Prior to the appearance of classic movement abnormalities like tremor and slowness, those with Parkinson's suffer from non-motor symptoms, such as altered function of the gastrointestinal tract, depression and changes in the sense of smell. The secretion of specific proteins into tears may be regulated by similar changes in nerve function that are seen in these other affected systems.
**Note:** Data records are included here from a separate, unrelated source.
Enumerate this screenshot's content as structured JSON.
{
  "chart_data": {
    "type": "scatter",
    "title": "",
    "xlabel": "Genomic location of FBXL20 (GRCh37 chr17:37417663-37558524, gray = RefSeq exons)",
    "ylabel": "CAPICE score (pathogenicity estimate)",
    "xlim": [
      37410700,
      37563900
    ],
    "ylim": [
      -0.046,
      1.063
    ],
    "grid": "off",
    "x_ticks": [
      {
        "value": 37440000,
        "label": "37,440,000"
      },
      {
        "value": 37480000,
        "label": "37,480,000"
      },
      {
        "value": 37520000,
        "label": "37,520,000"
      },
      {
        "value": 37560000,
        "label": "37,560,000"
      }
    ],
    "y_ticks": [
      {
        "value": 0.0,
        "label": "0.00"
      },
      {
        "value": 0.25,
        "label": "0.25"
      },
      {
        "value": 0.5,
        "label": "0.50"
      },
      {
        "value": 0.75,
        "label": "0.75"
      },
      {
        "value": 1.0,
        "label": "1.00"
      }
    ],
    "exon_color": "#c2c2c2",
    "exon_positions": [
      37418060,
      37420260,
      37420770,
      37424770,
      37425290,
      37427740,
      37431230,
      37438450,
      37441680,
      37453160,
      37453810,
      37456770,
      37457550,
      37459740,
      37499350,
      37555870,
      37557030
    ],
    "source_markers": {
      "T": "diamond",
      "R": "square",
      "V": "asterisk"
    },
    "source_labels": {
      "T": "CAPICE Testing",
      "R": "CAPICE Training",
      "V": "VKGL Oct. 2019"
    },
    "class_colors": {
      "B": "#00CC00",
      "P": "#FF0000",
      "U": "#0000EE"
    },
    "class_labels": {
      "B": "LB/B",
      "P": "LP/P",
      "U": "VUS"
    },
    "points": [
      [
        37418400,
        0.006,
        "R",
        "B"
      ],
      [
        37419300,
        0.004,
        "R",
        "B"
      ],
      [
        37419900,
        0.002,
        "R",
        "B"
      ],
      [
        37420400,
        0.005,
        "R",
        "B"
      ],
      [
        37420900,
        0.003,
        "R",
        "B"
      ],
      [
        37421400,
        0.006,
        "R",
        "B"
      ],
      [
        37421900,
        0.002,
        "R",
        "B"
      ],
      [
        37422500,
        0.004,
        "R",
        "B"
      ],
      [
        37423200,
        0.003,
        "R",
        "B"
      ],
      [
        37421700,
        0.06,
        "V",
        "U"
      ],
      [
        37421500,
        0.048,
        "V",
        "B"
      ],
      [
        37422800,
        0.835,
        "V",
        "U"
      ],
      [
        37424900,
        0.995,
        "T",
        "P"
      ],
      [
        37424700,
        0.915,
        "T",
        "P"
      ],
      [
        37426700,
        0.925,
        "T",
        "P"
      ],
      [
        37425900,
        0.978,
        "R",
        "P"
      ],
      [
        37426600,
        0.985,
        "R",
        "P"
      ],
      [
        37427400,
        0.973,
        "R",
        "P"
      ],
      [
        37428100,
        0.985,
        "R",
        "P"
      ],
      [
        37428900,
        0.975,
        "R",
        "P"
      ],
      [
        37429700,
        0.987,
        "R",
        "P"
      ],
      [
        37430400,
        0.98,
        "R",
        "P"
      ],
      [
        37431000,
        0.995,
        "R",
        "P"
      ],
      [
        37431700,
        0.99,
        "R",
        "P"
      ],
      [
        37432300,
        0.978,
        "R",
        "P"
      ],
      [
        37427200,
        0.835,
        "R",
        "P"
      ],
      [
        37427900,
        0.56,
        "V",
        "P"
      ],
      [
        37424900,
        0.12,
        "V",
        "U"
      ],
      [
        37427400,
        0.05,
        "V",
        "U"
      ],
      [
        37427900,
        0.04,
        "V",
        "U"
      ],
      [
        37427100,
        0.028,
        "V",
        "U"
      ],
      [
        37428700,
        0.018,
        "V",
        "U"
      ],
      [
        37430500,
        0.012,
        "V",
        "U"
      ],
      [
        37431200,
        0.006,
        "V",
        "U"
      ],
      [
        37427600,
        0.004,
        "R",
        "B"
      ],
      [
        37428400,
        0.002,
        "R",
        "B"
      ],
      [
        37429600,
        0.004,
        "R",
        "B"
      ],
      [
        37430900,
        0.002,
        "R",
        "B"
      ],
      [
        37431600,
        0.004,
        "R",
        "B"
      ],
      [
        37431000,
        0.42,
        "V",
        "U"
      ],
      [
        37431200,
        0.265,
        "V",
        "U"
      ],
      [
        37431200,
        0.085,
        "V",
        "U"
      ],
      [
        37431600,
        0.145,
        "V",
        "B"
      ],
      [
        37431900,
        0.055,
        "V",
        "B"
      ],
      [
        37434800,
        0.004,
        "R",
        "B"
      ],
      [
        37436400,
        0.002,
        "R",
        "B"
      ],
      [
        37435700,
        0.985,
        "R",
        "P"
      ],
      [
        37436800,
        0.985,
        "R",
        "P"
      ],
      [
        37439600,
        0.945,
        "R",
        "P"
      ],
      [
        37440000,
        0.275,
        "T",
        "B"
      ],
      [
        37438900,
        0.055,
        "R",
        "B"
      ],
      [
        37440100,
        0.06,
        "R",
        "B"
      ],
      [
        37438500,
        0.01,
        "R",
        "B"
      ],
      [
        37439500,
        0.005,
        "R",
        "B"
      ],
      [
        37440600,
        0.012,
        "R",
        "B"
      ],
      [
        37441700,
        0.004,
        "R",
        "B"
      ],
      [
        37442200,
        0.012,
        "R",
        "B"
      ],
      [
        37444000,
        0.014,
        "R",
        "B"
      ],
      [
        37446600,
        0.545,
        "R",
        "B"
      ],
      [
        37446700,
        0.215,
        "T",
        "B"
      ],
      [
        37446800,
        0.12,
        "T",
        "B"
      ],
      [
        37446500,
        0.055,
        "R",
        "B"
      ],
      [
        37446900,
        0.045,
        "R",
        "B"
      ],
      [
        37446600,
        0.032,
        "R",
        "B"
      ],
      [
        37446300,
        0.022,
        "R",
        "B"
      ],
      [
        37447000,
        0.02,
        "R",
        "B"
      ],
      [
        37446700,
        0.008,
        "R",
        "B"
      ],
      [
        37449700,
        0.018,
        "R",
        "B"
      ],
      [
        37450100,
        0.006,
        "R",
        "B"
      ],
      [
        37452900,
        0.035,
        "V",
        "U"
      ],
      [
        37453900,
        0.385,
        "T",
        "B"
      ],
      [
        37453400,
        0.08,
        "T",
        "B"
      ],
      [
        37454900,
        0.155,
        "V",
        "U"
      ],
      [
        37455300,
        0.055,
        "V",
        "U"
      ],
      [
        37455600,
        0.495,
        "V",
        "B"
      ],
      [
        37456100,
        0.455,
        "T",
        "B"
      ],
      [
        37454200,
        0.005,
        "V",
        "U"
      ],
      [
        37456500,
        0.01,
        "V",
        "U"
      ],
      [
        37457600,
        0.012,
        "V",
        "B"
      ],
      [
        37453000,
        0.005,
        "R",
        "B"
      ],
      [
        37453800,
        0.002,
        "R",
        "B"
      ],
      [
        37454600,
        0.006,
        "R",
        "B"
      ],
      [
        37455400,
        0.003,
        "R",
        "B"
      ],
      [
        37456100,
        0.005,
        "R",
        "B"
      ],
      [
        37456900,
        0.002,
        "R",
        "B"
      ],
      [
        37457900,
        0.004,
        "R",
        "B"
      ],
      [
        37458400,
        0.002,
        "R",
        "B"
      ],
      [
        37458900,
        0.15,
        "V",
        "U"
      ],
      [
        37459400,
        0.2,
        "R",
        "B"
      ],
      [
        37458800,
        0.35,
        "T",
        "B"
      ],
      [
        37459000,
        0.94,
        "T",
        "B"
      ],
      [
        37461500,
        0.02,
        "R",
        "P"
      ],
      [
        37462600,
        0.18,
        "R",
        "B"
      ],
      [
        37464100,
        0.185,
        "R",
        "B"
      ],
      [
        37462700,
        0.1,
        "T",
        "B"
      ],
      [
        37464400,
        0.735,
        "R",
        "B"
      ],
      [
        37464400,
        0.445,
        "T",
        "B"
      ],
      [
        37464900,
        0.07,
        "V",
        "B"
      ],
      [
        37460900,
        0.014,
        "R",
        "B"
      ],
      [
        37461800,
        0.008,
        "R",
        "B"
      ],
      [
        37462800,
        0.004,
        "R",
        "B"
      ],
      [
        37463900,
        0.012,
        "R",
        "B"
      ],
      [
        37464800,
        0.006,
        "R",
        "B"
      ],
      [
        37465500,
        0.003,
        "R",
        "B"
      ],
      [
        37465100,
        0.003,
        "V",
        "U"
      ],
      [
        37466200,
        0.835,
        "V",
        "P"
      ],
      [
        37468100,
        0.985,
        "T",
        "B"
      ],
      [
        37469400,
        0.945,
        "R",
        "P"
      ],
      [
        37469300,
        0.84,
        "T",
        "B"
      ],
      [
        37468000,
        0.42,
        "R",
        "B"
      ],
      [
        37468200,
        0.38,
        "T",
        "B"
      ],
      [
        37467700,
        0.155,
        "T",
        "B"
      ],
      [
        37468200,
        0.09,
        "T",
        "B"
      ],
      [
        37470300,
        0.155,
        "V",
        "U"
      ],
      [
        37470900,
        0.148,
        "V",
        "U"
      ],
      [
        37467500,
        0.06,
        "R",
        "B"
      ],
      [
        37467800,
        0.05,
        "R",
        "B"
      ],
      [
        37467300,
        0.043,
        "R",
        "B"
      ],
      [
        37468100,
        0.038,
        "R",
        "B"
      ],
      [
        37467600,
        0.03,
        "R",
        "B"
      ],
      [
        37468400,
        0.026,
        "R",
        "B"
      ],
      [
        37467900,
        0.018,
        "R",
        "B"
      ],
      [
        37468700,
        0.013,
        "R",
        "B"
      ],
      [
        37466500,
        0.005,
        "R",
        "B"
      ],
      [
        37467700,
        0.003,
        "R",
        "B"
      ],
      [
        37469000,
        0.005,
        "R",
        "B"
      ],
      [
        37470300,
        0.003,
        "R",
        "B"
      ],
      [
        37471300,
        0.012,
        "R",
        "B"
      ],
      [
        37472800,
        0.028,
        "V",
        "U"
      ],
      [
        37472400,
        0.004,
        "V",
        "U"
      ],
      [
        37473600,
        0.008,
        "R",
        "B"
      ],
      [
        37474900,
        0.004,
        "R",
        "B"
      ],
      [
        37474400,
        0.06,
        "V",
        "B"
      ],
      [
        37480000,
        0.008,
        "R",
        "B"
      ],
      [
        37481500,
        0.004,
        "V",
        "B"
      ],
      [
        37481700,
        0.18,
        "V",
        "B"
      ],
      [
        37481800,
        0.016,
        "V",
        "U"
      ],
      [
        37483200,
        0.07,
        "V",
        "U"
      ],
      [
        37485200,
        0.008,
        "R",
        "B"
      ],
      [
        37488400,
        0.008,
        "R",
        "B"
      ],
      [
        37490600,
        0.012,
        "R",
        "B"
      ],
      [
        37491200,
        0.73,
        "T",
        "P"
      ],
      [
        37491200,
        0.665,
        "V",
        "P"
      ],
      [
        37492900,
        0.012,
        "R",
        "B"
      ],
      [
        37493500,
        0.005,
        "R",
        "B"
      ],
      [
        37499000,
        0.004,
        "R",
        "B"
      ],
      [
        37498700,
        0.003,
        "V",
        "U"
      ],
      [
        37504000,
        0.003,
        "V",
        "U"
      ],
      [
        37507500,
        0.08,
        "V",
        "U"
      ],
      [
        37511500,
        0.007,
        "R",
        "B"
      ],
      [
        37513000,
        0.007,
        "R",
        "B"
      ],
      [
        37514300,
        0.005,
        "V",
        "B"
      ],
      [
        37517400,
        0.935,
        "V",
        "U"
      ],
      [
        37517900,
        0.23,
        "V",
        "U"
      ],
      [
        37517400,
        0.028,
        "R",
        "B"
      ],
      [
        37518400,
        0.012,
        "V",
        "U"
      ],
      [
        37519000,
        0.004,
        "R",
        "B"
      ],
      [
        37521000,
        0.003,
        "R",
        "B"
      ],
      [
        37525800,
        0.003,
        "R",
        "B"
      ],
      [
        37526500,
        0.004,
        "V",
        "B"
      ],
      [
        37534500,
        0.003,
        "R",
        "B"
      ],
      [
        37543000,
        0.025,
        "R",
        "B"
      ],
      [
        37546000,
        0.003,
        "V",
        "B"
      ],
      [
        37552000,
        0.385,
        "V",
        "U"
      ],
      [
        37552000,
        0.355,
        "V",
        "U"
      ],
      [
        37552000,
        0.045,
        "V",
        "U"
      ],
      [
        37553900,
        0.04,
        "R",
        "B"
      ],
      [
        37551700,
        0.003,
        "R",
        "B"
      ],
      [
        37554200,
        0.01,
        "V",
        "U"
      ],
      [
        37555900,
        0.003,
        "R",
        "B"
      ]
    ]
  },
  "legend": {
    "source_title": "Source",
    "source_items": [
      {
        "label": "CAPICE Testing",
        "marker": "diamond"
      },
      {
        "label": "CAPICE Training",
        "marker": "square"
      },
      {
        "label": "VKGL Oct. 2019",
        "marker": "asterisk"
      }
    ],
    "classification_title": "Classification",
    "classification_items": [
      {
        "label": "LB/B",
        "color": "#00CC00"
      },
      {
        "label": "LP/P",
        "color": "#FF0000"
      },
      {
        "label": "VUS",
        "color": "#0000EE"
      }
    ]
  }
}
Thus, an analysis of alterations in the secretion of proteins into tears may lead to the identification of a reliable biomarker (tracks disease activity) for Parkinson's disease (PD).
As PD affects multiple non-motor systems, tear secretion in those with Parkinson's will be altered to exhibit a characteristic or diagnostic biomarker profile that will be reflected in changes in the protein composition of tear fluid, which can be measured relatively easily, cost-effectively and non-invasively.
Tear fluid samples will be collected from participants with Parkinson's, and, through biochemical assays, the profile of proteins in tears will be characterized and compared to those from control participants. The profiles will be analyzed with respect to differences between participants with Parkinson's and control participants. If differences are found, the levels of these potential biomarkers in Parkinson's will be analyzed with respect to disease severity.
Impact on Diagnosis/Treatment of Parkinson's Disease:
There are currently no biomarkers for the detection of Parkinson's. Identification of reliable biomarkers for PD would allow for earlier detection and treatment of and monitoring of drug-based interventions, potentially leading to better outcomes.
Next Steps for Development:
Biomarkers for Parkinson's, if present in tears, may be used to screen for early detection of the disease, to monitor the course of disease and to measure the effectiveness of potential therapeutic treatments. These evaluations will be non-invasive, relatively easy to perform and cost-effective.